Media (satrapia)

Nobili Medi e Persiani.

La Media fu una satrapia dell'Impero achemenide, e in seguito dell'Impero sasanide. Corrispondeva all'odierno Iran nord-occidentale.

Storia[modifica | modifica wikitesto]

Nel 553 a.C., Ciro il Grande, re di Persia, si ribellò al nonno, il re dei Medi Astiage, figlio di Ciassare. Ottenne una vittoria decisiva nel 550 a.C. che ebbe come conseguenze la cattura di Astiage a opera dei suoi stessi nobili, peraltro insoddisfatti, che prontamente lo deposero a favore del trionfante Ciro. Di conseguenza i Medi si sottomisero ai loro parenti stretti, i Persiani. Nel nuovo impero essi ebbero comunque una posizione di rilievo.

Sotto il dominio persiano, la Media venne divisa in due satrapie: la Media del Sud, con l'Ecbatana e Rhagae (Rey presso la moderna Tehran), venne chiamata dai Romani Media proper, o Grande Media, che era inclusa nell'undicesimo distretto;[1] il nord, il distretto di Matiane, insieme ai distretti montagnosi di Zagros e Assiria proper venne unita con l'Alarodia e la Saspiria nell'Armenia orientale, e formò il diciottesimo distretto.[2]

Dopo l'assassinio dell'usurpatore Smerdis, un Fravartish medo (Fraorte), sostenendo di discendere da Ciassare, tentò di restaurare il Regno di Media, ma venne sconfitto dai generali persiani e giustiziato ad Ecbatana. Un'altra ribellione, nel 409 a.C., contro Dario II fu di breve durata.[3]

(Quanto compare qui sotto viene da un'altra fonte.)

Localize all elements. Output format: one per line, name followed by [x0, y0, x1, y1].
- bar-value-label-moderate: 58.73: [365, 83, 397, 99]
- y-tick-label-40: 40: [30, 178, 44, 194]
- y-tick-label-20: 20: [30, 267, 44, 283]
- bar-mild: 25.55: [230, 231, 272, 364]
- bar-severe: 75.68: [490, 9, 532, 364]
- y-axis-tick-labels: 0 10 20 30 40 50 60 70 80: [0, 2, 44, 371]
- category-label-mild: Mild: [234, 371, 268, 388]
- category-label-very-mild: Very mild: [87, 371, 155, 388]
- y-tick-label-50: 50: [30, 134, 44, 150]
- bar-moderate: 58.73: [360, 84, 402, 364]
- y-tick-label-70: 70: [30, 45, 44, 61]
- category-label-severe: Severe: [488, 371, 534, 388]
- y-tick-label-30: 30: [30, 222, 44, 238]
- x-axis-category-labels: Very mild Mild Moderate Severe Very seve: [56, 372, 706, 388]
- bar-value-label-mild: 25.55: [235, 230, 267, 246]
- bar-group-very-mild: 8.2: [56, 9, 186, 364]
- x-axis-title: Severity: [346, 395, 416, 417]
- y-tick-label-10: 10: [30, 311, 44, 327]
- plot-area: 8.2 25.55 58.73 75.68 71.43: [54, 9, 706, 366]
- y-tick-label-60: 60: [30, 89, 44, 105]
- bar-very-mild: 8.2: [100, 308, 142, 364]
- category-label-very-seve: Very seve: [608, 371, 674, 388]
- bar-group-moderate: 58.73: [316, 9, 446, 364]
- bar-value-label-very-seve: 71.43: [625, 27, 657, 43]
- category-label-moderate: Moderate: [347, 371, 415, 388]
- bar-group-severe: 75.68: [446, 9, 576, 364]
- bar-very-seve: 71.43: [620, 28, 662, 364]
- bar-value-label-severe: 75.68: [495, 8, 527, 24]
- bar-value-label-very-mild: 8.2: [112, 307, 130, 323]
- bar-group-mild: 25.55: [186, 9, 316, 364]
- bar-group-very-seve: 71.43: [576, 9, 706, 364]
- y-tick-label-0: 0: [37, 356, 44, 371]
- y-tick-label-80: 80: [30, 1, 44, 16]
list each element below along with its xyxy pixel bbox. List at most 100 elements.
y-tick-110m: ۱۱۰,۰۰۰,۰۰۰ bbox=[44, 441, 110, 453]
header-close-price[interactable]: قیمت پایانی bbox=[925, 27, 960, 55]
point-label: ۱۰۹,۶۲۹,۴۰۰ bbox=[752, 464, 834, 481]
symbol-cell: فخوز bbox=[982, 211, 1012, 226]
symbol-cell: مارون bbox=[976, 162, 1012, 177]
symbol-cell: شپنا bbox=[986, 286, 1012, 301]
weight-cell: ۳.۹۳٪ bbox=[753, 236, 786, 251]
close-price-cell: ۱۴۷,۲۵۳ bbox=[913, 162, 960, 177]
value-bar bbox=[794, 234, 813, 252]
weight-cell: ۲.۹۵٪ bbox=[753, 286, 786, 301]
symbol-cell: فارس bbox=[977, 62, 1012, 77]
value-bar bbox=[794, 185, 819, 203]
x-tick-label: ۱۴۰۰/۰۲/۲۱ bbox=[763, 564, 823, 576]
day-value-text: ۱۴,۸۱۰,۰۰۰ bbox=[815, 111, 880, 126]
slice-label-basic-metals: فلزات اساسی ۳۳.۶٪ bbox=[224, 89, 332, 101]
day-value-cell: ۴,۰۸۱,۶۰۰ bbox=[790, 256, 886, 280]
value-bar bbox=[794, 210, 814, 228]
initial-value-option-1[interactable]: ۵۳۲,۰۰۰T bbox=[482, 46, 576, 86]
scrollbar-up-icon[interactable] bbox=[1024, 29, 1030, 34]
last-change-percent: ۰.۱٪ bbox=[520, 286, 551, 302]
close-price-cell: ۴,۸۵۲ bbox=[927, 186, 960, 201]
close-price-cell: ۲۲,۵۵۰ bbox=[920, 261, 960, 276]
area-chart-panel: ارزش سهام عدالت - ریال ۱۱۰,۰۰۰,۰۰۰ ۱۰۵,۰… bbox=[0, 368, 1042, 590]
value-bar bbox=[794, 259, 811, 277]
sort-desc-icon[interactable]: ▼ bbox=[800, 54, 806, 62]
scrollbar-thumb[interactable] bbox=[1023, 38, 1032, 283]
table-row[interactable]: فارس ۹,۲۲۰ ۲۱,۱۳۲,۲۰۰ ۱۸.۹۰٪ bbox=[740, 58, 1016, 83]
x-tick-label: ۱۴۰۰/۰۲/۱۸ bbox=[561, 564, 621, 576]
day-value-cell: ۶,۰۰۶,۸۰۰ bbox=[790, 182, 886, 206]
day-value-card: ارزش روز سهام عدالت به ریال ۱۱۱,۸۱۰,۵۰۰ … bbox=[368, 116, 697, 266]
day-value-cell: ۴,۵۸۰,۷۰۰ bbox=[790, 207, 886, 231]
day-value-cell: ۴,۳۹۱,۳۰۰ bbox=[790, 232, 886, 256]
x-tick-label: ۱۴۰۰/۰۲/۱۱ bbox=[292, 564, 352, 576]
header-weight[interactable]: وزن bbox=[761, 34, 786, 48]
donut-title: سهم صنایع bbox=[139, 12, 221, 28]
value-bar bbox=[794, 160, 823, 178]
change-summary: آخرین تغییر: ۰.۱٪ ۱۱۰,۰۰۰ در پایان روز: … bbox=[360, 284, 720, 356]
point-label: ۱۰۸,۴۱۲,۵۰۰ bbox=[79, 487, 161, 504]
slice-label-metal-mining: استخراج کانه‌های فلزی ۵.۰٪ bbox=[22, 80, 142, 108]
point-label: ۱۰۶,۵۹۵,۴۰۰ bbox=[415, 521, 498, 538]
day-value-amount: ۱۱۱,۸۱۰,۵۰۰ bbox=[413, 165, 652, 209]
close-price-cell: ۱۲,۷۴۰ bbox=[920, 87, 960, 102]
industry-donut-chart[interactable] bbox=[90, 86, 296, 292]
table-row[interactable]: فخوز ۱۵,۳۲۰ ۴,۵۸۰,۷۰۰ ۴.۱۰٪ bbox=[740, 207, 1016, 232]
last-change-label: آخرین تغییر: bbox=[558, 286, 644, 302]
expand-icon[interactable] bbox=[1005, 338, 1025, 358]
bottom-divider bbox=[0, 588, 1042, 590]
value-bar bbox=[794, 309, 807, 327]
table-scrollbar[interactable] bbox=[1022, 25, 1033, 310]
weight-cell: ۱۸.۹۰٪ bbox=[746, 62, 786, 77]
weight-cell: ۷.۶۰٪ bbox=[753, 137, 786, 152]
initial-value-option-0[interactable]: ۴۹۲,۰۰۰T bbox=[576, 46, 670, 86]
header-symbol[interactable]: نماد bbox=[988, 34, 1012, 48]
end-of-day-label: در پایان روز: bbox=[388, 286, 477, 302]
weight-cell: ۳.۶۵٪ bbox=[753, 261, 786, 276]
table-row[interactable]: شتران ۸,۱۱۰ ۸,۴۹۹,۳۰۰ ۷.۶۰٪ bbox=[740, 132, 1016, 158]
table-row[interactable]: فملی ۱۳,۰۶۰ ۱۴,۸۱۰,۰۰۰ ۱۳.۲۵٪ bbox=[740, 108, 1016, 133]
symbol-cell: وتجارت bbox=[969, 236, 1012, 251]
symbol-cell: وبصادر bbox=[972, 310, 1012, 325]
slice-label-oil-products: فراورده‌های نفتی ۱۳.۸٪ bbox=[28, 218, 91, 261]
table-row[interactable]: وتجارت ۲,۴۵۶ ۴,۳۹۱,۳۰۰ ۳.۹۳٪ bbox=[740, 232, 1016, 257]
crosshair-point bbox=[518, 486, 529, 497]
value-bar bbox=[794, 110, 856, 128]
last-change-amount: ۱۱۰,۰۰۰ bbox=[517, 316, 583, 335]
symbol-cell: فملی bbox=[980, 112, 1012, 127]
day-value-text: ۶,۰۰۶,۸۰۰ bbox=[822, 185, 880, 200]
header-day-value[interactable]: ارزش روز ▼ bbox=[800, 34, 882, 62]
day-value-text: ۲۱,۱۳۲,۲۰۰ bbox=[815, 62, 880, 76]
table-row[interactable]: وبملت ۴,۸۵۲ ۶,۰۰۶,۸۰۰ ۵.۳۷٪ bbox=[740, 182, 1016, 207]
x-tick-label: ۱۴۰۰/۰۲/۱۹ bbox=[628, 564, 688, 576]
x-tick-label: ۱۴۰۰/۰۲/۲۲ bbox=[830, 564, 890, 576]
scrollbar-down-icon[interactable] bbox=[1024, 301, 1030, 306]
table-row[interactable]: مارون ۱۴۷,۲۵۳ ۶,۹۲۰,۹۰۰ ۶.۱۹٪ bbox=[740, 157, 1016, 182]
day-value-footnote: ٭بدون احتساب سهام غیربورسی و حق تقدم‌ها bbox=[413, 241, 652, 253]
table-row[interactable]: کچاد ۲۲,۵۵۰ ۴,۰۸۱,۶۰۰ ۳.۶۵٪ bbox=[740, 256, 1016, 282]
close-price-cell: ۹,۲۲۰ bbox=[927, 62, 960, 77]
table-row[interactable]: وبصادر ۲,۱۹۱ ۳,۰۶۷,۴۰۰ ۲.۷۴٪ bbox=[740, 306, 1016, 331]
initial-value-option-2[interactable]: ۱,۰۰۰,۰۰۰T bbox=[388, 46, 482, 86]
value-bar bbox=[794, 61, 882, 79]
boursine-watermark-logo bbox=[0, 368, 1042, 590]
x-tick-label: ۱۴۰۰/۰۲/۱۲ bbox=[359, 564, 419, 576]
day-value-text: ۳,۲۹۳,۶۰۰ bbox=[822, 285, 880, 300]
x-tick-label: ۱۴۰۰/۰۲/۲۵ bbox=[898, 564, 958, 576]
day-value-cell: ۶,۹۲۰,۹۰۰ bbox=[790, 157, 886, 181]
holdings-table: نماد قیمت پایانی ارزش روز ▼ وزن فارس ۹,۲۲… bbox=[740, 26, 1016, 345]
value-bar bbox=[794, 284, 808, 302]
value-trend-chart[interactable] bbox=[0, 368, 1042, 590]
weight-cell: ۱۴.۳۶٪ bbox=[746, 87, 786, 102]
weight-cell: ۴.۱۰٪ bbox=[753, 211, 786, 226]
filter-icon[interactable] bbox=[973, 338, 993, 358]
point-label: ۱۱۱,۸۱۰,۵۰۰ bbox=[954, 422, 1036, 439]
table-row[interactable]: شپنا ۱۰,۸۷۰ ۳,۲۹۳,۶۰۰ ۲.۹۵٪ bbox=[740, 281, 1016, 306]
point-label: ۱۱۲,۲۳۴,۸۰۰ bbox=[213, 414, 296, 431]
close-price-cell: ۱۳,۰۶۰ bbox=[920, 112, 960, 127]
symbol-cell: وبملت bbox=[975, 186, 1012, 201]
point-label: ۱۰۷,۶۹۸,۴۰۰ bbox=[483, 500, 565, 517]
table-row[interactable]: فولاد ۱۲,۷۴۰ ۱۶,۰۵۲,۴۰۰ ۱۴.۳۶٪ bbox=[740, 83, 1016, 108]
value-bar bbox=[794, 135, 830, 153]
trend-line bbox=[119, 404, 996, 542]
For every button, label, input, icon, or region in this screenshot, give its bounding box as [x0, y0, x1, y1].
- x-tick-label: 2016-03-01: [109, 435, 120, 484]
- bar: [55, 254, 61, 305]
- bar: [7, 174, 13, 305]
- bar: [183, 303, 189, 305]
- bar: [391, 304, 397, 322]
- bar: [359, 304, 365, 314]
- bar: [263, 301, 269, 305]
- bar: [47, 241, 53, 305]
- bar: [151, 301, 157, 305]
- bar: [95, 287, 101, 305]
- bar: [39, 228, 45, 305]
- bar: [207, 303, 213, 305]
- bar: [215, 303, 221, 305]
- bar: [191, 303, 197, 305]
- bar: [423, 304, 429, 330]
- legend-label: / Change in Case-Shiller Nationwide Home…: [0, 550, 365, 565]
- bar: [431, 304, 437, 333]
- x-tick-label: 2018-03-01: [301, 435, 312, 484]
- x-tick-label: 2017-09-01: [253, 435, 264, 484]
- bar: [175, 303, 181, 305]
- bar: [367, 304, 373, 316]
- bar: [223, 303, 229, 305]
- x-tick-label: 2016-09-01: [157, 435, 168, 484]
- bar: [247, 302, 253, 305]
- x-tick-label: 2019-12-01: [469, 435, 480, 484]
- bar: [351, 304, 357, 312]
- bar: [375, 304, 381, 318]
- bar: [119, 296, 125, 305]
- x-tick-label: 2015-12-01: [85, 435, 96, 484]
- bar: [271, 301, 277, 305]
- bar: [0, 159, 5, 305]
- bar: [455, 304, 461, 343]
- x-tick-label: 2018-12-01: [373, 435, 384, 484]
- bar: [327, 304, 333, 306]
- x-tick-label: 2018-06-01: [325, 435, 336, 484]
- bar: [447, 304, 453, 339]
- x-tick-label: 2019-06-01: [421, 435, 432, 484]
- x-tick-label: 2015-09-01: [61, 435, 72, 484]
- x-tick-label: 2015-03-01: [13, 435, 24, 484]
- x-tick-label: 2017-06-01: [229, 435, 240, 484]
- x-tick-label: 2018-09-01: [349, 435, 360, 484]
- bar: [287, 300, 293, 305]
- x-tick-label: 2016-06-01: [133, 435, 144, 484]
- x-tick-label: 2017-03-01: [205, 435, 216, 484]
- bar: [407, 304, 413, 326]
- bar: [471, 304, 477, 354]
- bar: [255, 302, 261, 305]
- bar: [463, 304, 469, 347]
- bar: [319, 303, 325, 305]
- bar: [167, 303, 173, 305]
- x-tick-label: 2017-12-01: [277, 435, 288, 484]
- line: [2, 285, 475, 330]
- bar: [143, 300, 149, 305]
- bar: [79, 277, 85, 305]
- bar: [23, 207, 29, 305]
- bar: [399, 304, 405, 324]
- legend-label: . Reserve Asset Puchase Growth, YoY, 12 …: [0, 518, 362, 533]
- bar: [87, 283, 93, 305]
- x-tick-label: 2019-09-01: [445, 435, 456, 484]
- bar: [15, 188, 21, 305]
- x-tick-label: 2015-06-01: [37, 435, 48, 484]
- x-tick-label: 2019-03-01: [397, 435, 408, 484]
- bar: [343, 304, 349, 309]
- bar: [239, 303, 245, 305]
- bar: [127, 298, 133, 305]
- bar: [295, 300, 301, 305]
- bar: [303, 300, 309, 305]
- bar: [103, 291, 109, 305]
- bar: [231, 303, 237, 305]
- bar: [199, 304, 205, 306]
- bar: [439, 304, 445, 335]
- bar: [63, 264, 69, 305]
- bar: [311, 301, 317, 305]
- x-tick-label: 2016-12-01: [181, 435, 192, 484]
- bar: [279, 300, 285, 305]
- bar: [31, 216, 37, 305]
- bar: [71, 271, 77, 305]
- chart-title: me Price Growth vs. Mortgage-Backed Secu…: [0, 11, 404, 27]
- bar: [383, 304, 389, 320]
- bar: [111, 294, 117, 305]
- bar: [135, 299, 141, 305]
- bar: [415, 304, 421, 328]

Quando l'Impero persiano decadde ed i Cadusii ed altre tribù montane si resero indipendenti, l'Armenia orientale divenne una speciale satrapia, mentre sembra che l'Assiria sia stata fusa con la Media; per questo Senofonte, nell'Anabasi chiama l'Assiria "Media".

La Media venne poi conquistata da Alessandro Magno. Quando l'Impero persiano rinacque sotto la dinastia dei Sasanidi, venne ricostituita la provincia di Media.

Gli Arabi chiamarono Jibal (lett. "Montagne") le antiche regioni della Media.

Note[modifica | modifica wikitesto]

  1. ^ Erodoto, Storie, III, 92.
  2. ^ Erodoto, Storie, III: 49, 52, 94; VII, 72.
  3. ^ Senofonte, Elleniche, II, 19.